Search code examples
azureazure-storage

Microsoft.Azure.Storage.DataMovement MD5 check


I'm using the Microsoft.Azure.Storage.DataMovement nuget package to transfer multiple, very large (150GB) files into Azure cold storage using TransferManager.UploadDirectoryAsync

It works very well, but a choke point in my process is that after upload I am attaching to the FileTransferred event and reading the local file all over again to calculate the md5 checksum and compare it to the remote copy:

private void FileTransferredCallback(object sender, TransferEventArgs e)
{
    var sourceFile = e.Source.ToString();
    var destinationFile = (ICloudBlob) e.Destination;

    var localMd5 = CalculateMd5(e.Source.ToString());
    var remoteMd5 = destinationFile.Properties.ContentMD5;

    if (localMd5 == remoteMd5)
    {
        destinationFile.Metadata.Add(Md5VerifiedKey, DateTimeOffset.UtcNow.ToDisplayText());
        destinationFile.SetMetadata();
    }
}

It is slower than it needs to be since every file is getting double handled - first by the library, then by my MD5 check.
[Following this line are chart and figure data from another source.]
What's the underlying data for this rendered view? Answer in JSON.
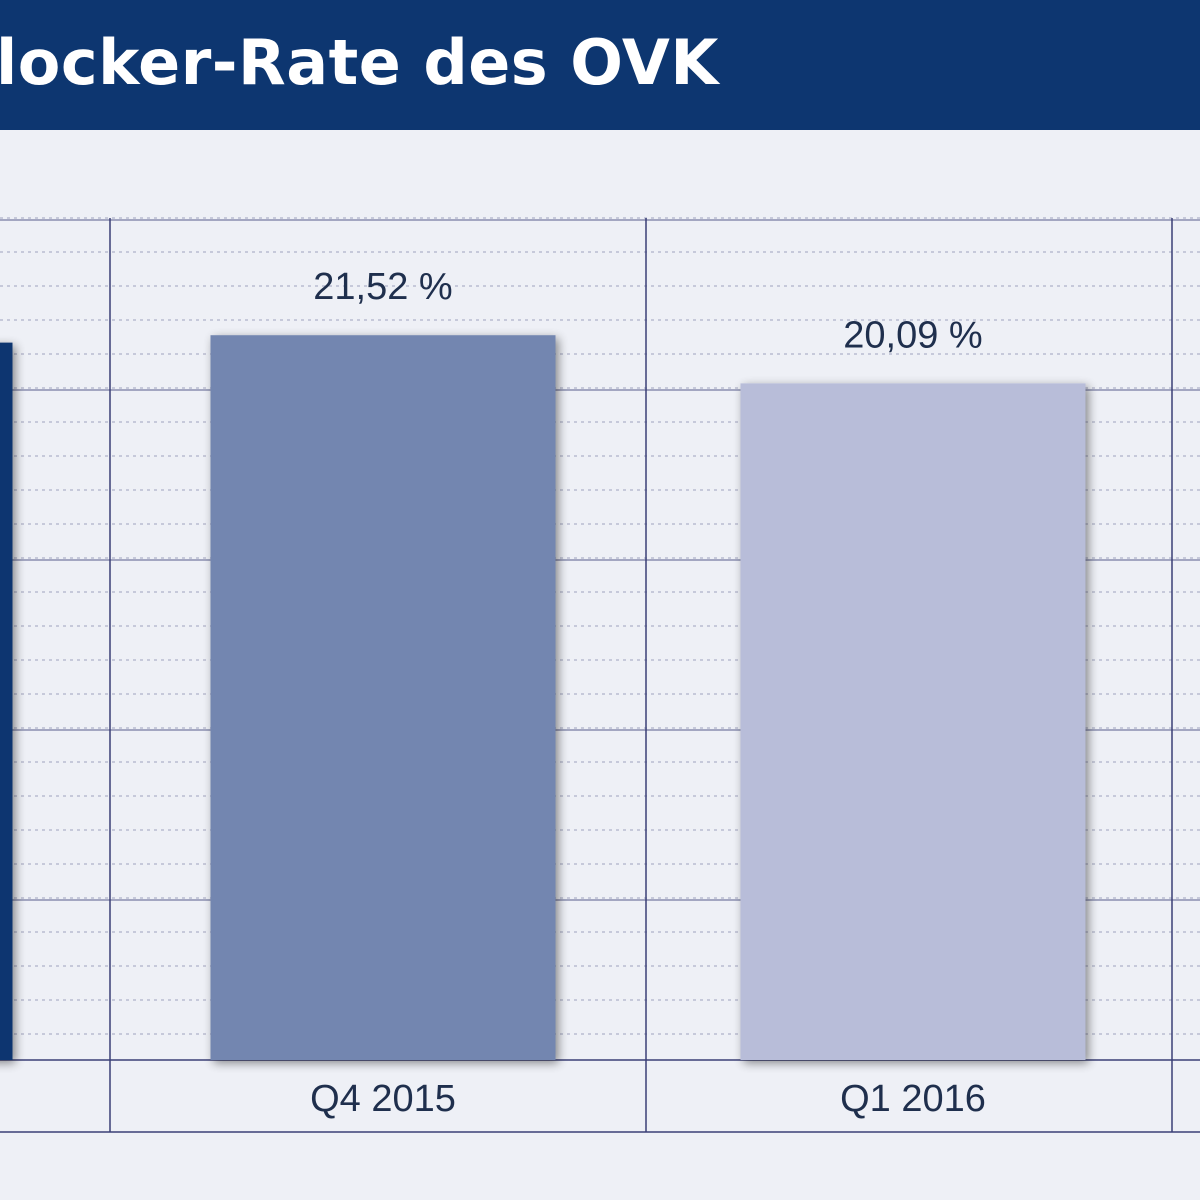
{
  "title": "locker-Rate des OVK",
  "colors": {
    "title_bg": "#0d3670",
    "plot_bg": "#eef0f6",
    "grid_major": "#3a3f76",
    "grid_minor": "#b9bcd0",
    "text": "#1f2f4d"
  },
  "chart_data": {
    "type": "bar",
    "categories": [
      "",
      "Q4 2015",
      "Q1 2016"
    ],
    "series": [
      {
        "values": [
          21.3,
          21.52,
          20.09
        ],
        "labels": [
          "",
          "21,52 %",
          "20,09 %"
        ],
        "colors": [
          "#0d3670",
          "#7386b0",
          "#b8bdd9"
        ]
      }
    ],
    "ylim": [
      0,
      25
    ],
    "grid": true,
    "legend": "none"
  }
}
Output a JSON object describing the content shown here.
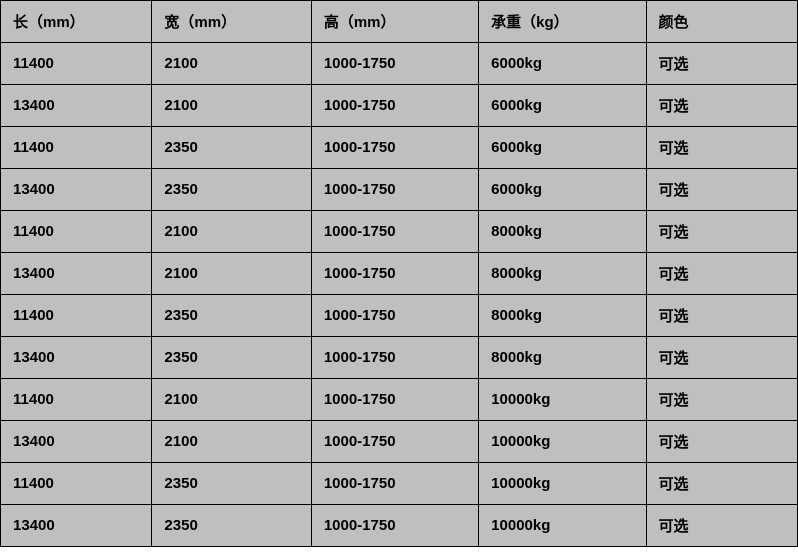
{
  "table": {
    "background_color": "#bfbfbf",
    "border_color": "#000000",
    "text_color": "#000000",
    "font_size": 15,
    "font_weight": "bold",
    "columns": [
      {
        "key": "length",
        "label": "长（mm）",
        "width_pct": 19
      },
      {
        "key": "width",
        "label": "宽（mm）",
        "width_pct": 20
      },
      {
        "key": "height",
        "label": "高（mm）",
        "width_pct": 21
      },
      {
        "key": "weight",
        "label": "承重（kg）",
        "width_pct": 21
      },
      {
        "key": "color",
        "label": "颜色",
        "width_pct": 19
      }
    ],
    "rows": [
      {
        "length": "11400",
        "width": "2100",
        "height": "1000-1750",
        "weight": "6000kg",
        "color": "可选"
      },
      {
        "length": "13400",
        "width": "2100",
        "height": "1000-1750",
        "weight": "6000kg",
        "color": "可选"
      },
      {
        "length": "11400",
        "width": "2350",
        "height": "1000-1750",
        "weight": "6000kg",
        "color": "可选"
      },
      {
        "length": "13400",
        "width": "2350",
        "height": "1000-1750",
        "weight": "6000kg",
        "color": "可选"
      },
      {
        "length": "11400",
        "width": "2100",
        "height": "1000-1750",
        "weight": "8000kg",
        "color": "可选"
      },
      {
        "length": "13400",
        "width": "2100",
        "height": "1000-1750",
        "weight": "8000kg",
        "color": "可选"
      },
      {
        "length": "11400",
        "width": "2350",
        "height": "1000-1750",
        "weight": "8000kg",
        "color": "可选"
      },
      {
        "length": "13400",
        "width": "2350",
        "height": "1000-1750",
        "weight": "8000kg",
        "color": "可选"
      },
      {
        "length": "11400",
        "width": "2100",
        "height": "1000-1750",
        "weight": "10000kg",
        "color": "可选"
      },
      {
        "length": "13400",
        "width": "2100",
        "height": "1000-1750",
        "weight": "10000kg",
        "color": "可选"
      },
      {
        "length": "11400",
        "width": "2350",
        "height": "1000-1750",
        "weight": "10000kg",
        "color": "可选"
      },
      {
        "length": "13400",
        "width": "2350",
        "height": "1000-1750",
        "weight": "10000kg",
        "color": "可选"
      }
    ]
  }
}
Is this check even necessary or is the library already doing the heavy lifting for me? I can see Md5HashStream but after quickly looking through the source it isn't clear to me if it is being used to verify the entire remote file.


Solution

  • Note that metadata blob.Properties.ContentMD5 of the entire blob is actually set by Microsoft.Azure.Storage.DataMovement library per its local calculation result after uploading all the blocks of this blob, not by Azure Storage Blob Service.

    The data integrity of blob uploading is guaranteed by Content-MD5 HTTP header when putting every single block, not by metadata blob.Properties.ContentMD5 of the entire blob, since Azure Storage Blob Service doesn't really validate the value when Microsoft.Azure.Storage.DataMovement library is setting metadata (check the introduction of x-ms-blob-content-md5 HTTP header).

    The main purpose of blob.Properties.ContentMD5 is to verify the data integrity when downloading the blob back to local disk via Microsoft.Azure.Storage.DataMovement library (if DownloadOptions.DisableContentMD5Validation is set to false, which is the default behavior).